Jayatilleke will go on to advance the argument that the Buddha not only pre-empted the empirical philosophy by thousands of years, but his form of empiricism (“by no means identical” with that of the West) is more broadly based, since rather than exclude “supernatural” events, it finds room to include them (or at least some of them) within the empirically-known realm of nature.

17 Likes

Sadhu, Bhante, and thank you for taking the time to write this excellent essay and explanation. I feel I now have something of a scholarly roadmap with which to start the journey through Jayatilleke’s book.

6 Likes

This looks like a really interesting and rich course!
I am really excited for it!

I hope it will be recorded and put online.
I would love to come in person, but unfortunetly I have work on at the time of the talks.

@sujato
First, if it is online, where will it be posted?

Second, can we have a forum (on Suttacentral, or elsewhere) for asking questions about the readings each week? Both clarification questions and substantial questions which can start philosophical discussions.

I have been part of a few philosophy seminars with attached forums in my studies (I just did a philosophy honours year partly online during covid), and I have seen some things that work well (and things that don’t).

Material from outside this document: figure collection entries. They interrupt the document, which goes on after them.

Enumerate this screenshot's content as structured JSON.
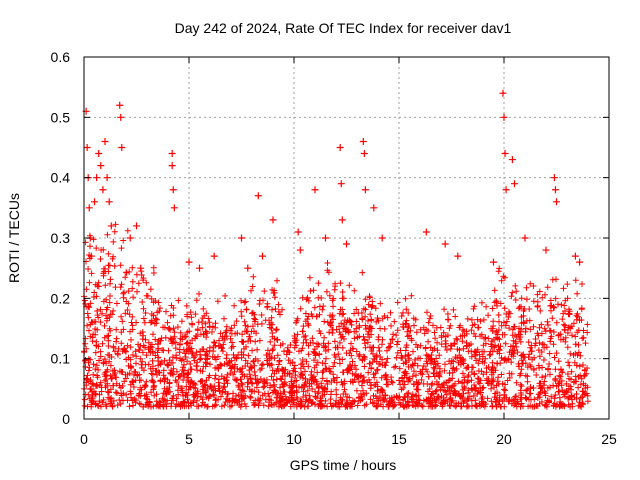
{
  "chart_data": {
    "type": "scatter",
    "title": "Day 242 of 2024, Rate Of TEC Index for receiver dav1",
    "xlabel": "GPS time / hours",
    "ylabel": "ROTI / TECUs",
    "xlim": [
      0,
      25
    ],
    "ylim": [
      0,
      0.6
    ],
    "xticks": [
      0,
      5,
      10,
      15,
      20,
      25
    ],
    "yticks": [
      0,
      0.1,
      0.2,
      0.3,
      0.4,
      0.5,
      0.6
    ],
    "grid": true,
    "legend": "none",
    "marker": "plus",
    "color": "#ff0000",
    "series": [
      {
        "x": [
          0.1,
          0.15,
          0.2,
          0.25,
          0.3,
          0.35,
          0.5,
          0.6,
          0.7,
          0.8,
          0.9,
          1.0,
          1.1,
          1.2,
          1.3,
          1.7,
          1.75,
          1.8,
          2.2,
          2.5,
          2.7,
          4.2,
          4.25,
          4.3,
          4.2,
          5.0,
          5.5,
          6.2,
          7.5,
          7.8,
          8.3,
          8.5,
          9.0,
          10.2,
          10.3,
          11.0,
          11.5,
          12.2,
          12.25,
          12.3,
          12.5,
          13.3,
          13.35,
          13.4,
          13.8,
          14.2,
          16.3,
          17.2,
          17.8,
          19.5,
          19.95,
          20.0,
          20.05,
          20.1,
          20.4,
          20.5,
          21.0,
          22.0,
          22.4,
          22.45,
          22.5,
          23.4,
          23.6
        ],
        "y": [
          0.51,
          0.45,
          0.4,
          0.35,
          0.3,
          0.27,
          0.36,
          0.4,
          0.44,
          0.42,
          0.38,
          0.46,
          0.4,
          0.36,
          0.32,
          0.52,
          0.5,
          0.45,
          0.3,
          0.32,
          0.25,
          0.44,
          0.38,
          0.35,
          0.42,
          0.26,
          0.25,
          0.27,
          0.3,
          0.25,
          0.37,
          0.27,
          0.33,
          0.31,
          0.28,
          0.38,
          0.3,
          0.45,
          0.39,
          0.33,
          0.29,
          0.46,
          0.44,
          0.38,
          0.35,
          0.3,
          0.31,
          0.29,
          0.27,
          0.26,
          0.54,
          0.5,
          0.44,
          0.38,
          0.43,
          0.39,
          0.3,
          0.28,
          0.4,
          0.38,
          0.36,
          0.27,
          0.26
        ]
      }
    ]
  }
}
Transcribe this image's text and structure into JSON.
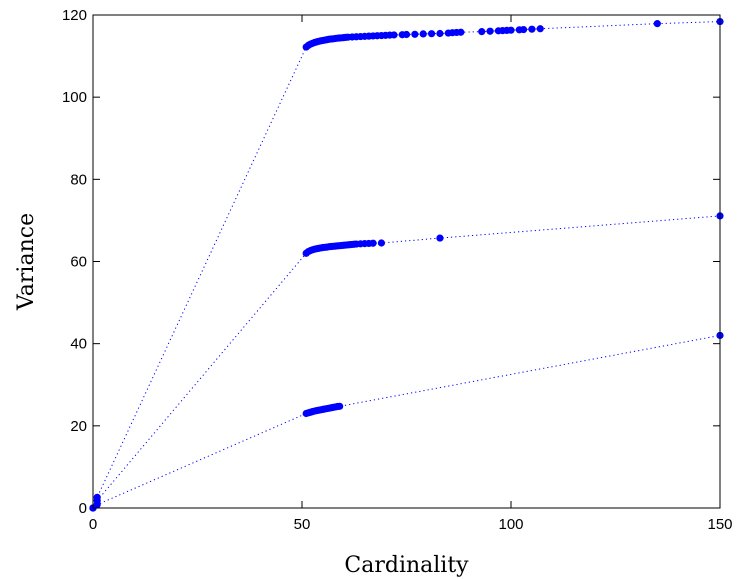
{
  "chart_data": {
    "type": "scatter",
    "title": "",
    "xlabel": "Cardinality",
    "ylabel": "Variance",
    "xlim": [
      0,
      150
    ],
    "ylim": [
      0,
      120
    ],
    "x_ticks": [
      0,
      50,
      100,
      150
    ],
    "y_ticks": [
      0,
      20,
      40,
      60,
      80,
      100,
      120
    ],
    "grid": false,
    "legend": "none",
    "marker_color": "#0000ff",
    "line_style": "dotted",
    "series": [
      {
        "points": [
          [
            0,
            0
          ],
          [
            1,
            2.6
          ],
          [
            51,
            112.2
          ],
          [
            51.5,
            112.6
          ],
          [
            52,
            112.9
          ],
          [
            52.5,
            113.1
          ],
          [
            53,
            113.3
          ],
          [
            53.5,
            113.45
          ],
          [
            54,
            113.6
          ],
          [
            54.5,
            113.7
          ],
          [
            55,
            113.8
          ],
          [
            55.5,
            113.9
          ],
          [
            56,
            114.0
          ],
          [
            56.5,
            114.1
          ],
          [
            57,
            114.15
          ],
          [
            57.5,
            114.2
          ],
          [
            58,
            114.3
          ],
          [
            58.5,
            114.35
          ],
          [
            59,
            114.4
          ],
          [
            59.5,
            114.45
          ],
          [
            60,
            114.5
          ],
          [
            60.5,
            114.55
          ],
          [
            61,
            114.6
          ],
          [
            62,
            114.65
          ],
          [
            63,
            114.7
          ],
          [
            64,
            114.75
          ],
          [
            65,
            114.8
          ],
          [
            66,
            114.85
          ],
          [
            67,
            114.9
          ],
          [
            68,
            114.95
          ],
          [
            69,
            115.0
          ],
          [
            70,
            115.05
          ],
          [
            71,
            115.1
          ],
          [
            72,
            115.15
          ],
          [
            74,
            115.2
          ],
          [
            75,
            115.25
          ],
          [
            77,
            115.3
          ],
          [
            79,
            115.4
          ],
          [
            81,
            115.45
          ],
          [
            83,
            115.5
          ],
          [
            85,
            115.6
          ],
          [
            86,
            115.7
          ],
          [
            87,
            115.75
          ],
          [
            88,
            115.8
          ],
          [
            93,
            115.95
          ],
          [
            95,
            116.05
          ],
          [
            97,
            116.15
          ],
          [
            98,
            116.2
          ],
          [
            99,
            116.25
          ],
          [
            100,
            116.3
          ],
          [
            102,
            116.4
          ],
          [
            103,
            116.45
          ],
          [
            105,
            116.55
          ],
          [
            107,
            116.65
          ],
          [
            135,
            117.9
          ],
          [
            150,
            118.4
          ]
        ]
      },
      {
        "points": [
          [
            0,
            0
          ],
          [
            1,
            1.8
          ],
          [
            51,
            62.0
          ],
          [
            51.5,
            62.4
          ],
          [
            52,
            62.65
          ],
          [
            52.5,
            62.85
          ],
          [
            53,
            63.0
          ],
          [
            53.5,
            63.1
          ],
          [
            54,
            63.2
          ],
          [
            54.5,
            63.3
          ],
          [
            55,
            63.4
          ],
          [
            55.5,
            63.45
          ],
          [
            56,
            63.5
          ],
          [
            56.5,
            63.6
          ],
          [
            57,
            63.65
          ],
          [
            57.5,
            63.7
          ],
          [
            58,
            63.75
          ],
          [
            58.5,
            63.8
          ],
          [
            59,
            63.85
          ],
          [
            59.5,
            63.9
          ],
          [
            60,
            63.95
          ],
          [
            60.5,
            64.0
          ],
          [
            61,
            64.05
          ],
          [
            61.5,
            64.1
          ],
          [
            62,
            64.15
          ],
          [
            62.5,
            64.2
          ],
          [
            63,
            64.25
          ],
          [
            64,
            64.3
          ],
          [
            65,
            64.35
          ],
          [
            66,
            64.4
          ],
          [
            67,
            64.45
          ],
          [
            69,
            64.5
          ],
          [
            83,
            65.7
          ],
          [
            150,
            71.1
          ]
        ]
      },
      {
        "points": [
          [
            0,
            0
          ],
          [
            1,
            0.8
          ],
          [
            51,
            23.0
          ],
          [
            51.5,
            23.15
          ],
          [
            52,
            23.3
          ],
          [
            52.5,
            23.45
          ],
          [
            53,
            23.6
          ],
          [
            53.5,
            23.7
          ],
          [
            54,
            23.8
          ],
          [
            54.5,
            23.9
          ],
          [
            55,
            24.0
          ],
          [
            55.5,
            24.1
          ],
          [
            56,
            24.2
          ],
          [
            56.5,
            24.3
          ],
          [
            57,
            24.4
          ],
          [
            57.5,
            24.5
          ],
          [
            58,
            24.6
          ],
          [
            58.5,
            24.7
          ],
          [
            59,
            24.75
          ],
          [
            150,
            42.0
          ]
        ]
      }
    ]
  }
}
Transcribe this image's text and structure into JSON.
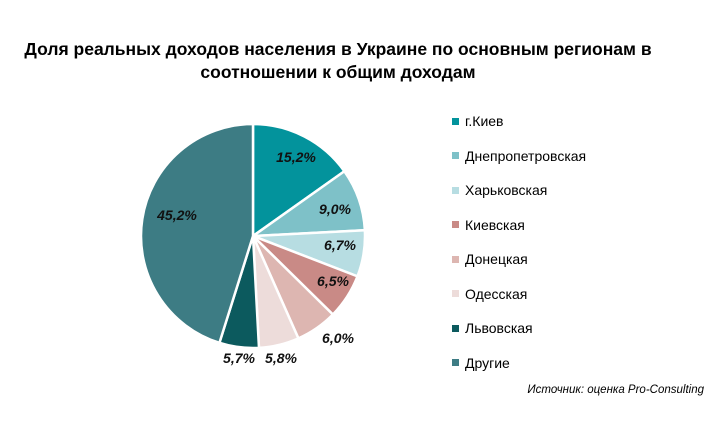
{
  "title": "Доля реальных доходов населения в Украине по основным регионам в соотношении к общим доходам",
  "source": "Источник: оценка Pro-Consulting",
  "chart_data": {
    "type": "pie",
    "title": "Доля реальных доходов населения в Украине по основным регионам в соотношении к общим доходам",
    "legend_position": "right",
    "labels": [
      "г.Киев",
      "Днепропетровская",
      "Харьковская",
      "Киевская",
      "Донецкая",
      "Одесская",
      "Львовская",
      "Другие"
    ],
    "values": [
      15.2,
      9.0,
      6.7,
      6.5,
      6.0,
      5.8,
      5.7,
      45.2
    ],
    "value_labels": [
      "15,2%",
      "9,0%",
      "6,7%",
      "6,5%",
      "6,0%",
      "5,8%",
      "5,7%",
      "45,2%"
    ],
    "colors": [
      "#03939c",
      "#7ec1c8",
      "#b7dde2",
      "#c98a86",
      "#ddb6b1",
      "#eddcda",
      "#0c5a5e",
      "#3d7c84"
    ]
  }
}
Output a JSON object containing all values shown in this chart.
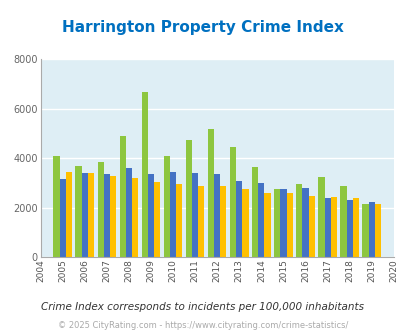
{
  "title": "Harrington Property Crime Index",
  "years_all": [
    2004,
    2005,
    2006,
    2007,
    2008,
    2009,
    2010,
    2011,
    2012,
    2013,
    2014,
    2015,
    2016,
    2017,
    2018,
    2019,
    2020
  ],
  "years_data": [
    2005,
    2006,
    2007,
    2008,
    2009,
    2010,
    2011,
    2012,
    2013,
    2014,
    2015,
    2016,
    2017,
    2018,
    2019
  ],
  "harrington": [
    4100,
    3700,
    3850,
    4900,
    6700,
    4100,
    4750,
    5200,
    4450,
    3650,
    2750,
    2950,
    3250,
    2900,
    2150
  ],
  "delaware": [
    3150,
    3400,
    3350,
    3600,
    3350,
    3450,
    3400,
    3350,
    3100,
    3000,
    2750,
    2800,
    2400,
    2300,
    2250
  ],
  "national": [
    3450,
    3400,
    3300,
    3200,
    3050,
    2950,
    2900,
    2900,
    2750,
    2600,
    2600,
    2500,
    2450,
    2400,
    2150
  ],
  "harrington_color": "#8dc63f",
  "delaware_color": "#4472c4",
  "national_color": "#ffc000",
  "bg_color": "#deeef5",
  "title_color": "#0070c0",
  "ylim": [
    0,
    8000
  ],
  "yticks": [
    0,
    2000,
    4000,
    6000,
    8000
  ],
  "subtitle": "Crime Index corresponds to incidents per 100,000 inhabitants",
  "footer": "© 2025 CityRating.com - https://www.cityrating.com/crime-statistics/",
  "bar_width": 0.28
}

My philosophy professors often ask everyone to submit two questions on the readings each week. My professors often use these questions in various ways, such as the teacher incorporating the ideas from the questions into the seminar, or the questions being the seeds of discussion groups among students, or just using philosophical questions as a way for students to deeply engage with the readings, or other things. Having a place to put questions each week might be a good way to allow some people to engage deeply with the philosophy, text and course.
(I assume it would best as an optional thing in this context, as this isn’t a formal university class and I assume not everyone in the diverse audience would want to submit questions.)
It would be really nice to have a place for questions, and perhaps a place for discussion (either in topics, or in threads starting from questions).

I would love to help set up a forum for questions and discussion for this course!

5 Likes

I understand what @sujato meant is that the group that says “Climate change isn’t real” has already been presented with a deluge of facts but has repeatedly chosen to ignore or disbelieve empirical evidence and their minds are not going to change. Therefore “You can’t negotiate on that. There’s simply no common ground, no shared perception of reality.”

3 Likes

Yes the recording will be uploaded in due course.

6 Likes

No, thank you! It’s made me think through more carefully the approach I should take in the course.

That sounds like a great idea!

Okay, let me think about that.

Well great. Pretty sure we can do it here, so let’s maybe think about a way to do that.